• The Office‘s darkest moment is a throwaway joke about the closure of Prince Paper, making the usually likable Michael Scott seem cutthroat and ruthless.
  • The joke raises the stakes for Michael’s paper company, questioning how it could survive when a well-established business like Prince Paper couldn’t compete.
  • The episode’s evidence of Michael’s extreme measures highlights that even the well-meaning manager had been pushed to his limits, adding a dark twist to his character.

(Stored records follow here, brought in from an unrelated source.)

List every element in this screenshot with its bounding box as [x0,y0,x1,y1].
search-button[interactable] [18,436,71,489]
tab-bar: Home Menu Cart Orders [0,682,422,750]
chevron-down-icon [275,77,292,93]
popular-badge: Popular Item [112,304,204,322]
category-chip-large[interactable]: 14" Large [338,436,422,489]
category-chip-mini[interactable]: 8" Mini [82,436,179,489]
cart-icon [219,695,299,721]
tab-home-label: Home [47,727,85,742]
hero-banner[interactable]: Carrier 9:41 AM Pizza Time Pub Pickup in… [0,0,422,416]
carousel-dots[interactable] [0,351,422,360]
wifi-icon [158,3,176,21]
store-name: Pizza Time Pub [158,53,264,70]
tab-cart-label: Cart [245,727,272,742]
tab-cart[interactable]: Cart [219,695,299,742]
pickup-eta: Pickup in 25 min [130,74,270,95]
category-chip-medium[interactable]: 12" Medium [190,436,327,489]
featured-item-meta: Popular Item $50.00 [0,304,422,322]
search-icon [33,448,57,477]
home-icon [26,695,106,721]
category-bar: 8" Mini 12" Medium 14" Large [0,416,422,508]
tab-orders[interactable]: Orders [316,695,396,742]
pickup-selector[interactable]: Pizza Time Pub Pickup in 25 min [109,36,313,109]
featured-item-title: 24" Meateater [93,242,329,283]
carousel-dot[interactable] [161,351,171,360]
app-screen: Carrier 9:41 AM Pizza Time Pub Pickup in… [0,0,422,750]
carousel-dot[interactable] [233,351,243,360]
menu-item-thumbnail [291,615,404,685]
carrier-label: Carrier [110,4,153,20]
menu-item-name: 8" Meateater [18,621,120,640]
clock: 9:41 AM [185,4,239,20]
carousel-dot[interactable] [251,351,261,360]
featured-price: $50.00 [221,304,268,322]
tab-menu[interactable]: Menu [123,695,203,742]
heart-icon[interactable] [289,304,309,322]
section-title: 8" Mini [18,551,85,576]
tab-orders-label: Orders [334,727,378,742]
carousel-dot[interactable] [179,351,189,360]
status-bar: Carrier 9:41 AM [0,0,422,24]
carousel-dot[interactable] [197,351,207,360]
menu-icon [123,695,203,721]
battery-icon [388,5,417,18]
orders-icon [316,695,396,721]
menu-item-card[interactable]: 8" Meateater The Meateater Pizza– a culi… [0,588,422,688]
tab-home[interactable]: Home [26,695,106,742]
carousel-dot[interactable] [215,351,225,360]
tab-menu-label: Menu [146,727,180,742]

The Office features plenty of black humor and some sad scenes, but the show’s darkest moment comes in the form of an unexpected background gag. The Office is nowhere near as dark as its original UK incarnation, but the sitcom still packs an emotional wallop on occasion. Episodes like The Office season 3, episode 17, “Business School,” and season 5, episode 6, “Employee Transfer,” get surprisingly heavy despite the series’ status as a workplace sitcom. Few episodes of Parks and Recreation or Brooklyn Nine-Nine match the level of poignancy in these outings, but these installments don’t feature the show’s saddest moment.

Most of The Office’s cast of characters get a moving storyline over the show’s nine seasons, but it’s a throwaway background gag that comprises the bleakest moment in the entire series. For this dark joke to make sense, it is important to note that The Office aired through the recession of 2008 to 2010, and the show occasionally reminded viewers of the economic downturn. The Office season 5 refers to the economy being bad numerous times, as the outing aired in 2009. In this context, The Office’s saddest gag makes its usually likable hero seem like a surprisingly cutthroat villain.

The Office Made A Throwaway Joke About The Prince Paper Company Closing

Custom image of Steve Carell as Michael Scott juxtaposed with Rainn Wilson as Dwight Schrute in The Office.

In The Office season 5, episode 21, “Two Weeks,” there is a quick joke that could easily go over viewers’ heads. However, this gag is a very sad callback to a previous episode. Michael looks for another job and makes a call, only to be met with a voicemail saying that Prince Paper is no longer in business. While this link is not explicit, viewers might remember Prince Paper as the little family-run paper company from season 5, episode 13, “Prince Family Paper.” That episode sees The Office’s Michael and Dwight getting ahold of Prince Paper’s client list so that they can poach their customers.

What makes this especially sad is the fact that Michael, who usually acts as the show’s resident sweetheart, helps put the Prince family out of business. If viewers understand the callback as it happens, the voicemail sounds grim and heartbreaking rather than like a harmless reference. While Dwight doing something ruthless in the name of profits is no surprise — and even Jim can be surprisingly amoral — Michael is the heart of The Office. As such, the episode’s evidence that even the well-meaning manager of the branch had been pushed to these extremes is dark.

The Prince Paper Joke Raised The Stakes For Michael’s Paper Company

Michael Scott in front of the Michael Scott Paper Company sign.

If a 40-year-old independent family business paper company couldn’t compete with Dunder Mifflin, then viewers have to question how Michael’s tiny company could have survived with no money and no history. While The Office’s ending implies that Michael gets a happy ending, Michael Scott Paper Company is a pretty big bump in the road to his happiness. This misadventure sees Michael trying to outdo Dunder Mifflin by setting up a paper company of his own. And while Michael Scott Paper Company is eventually bought by Dunder Mifflin, the enterprise was never going to succeed. The Office’s darkest joke proves just how inevitable its failure was.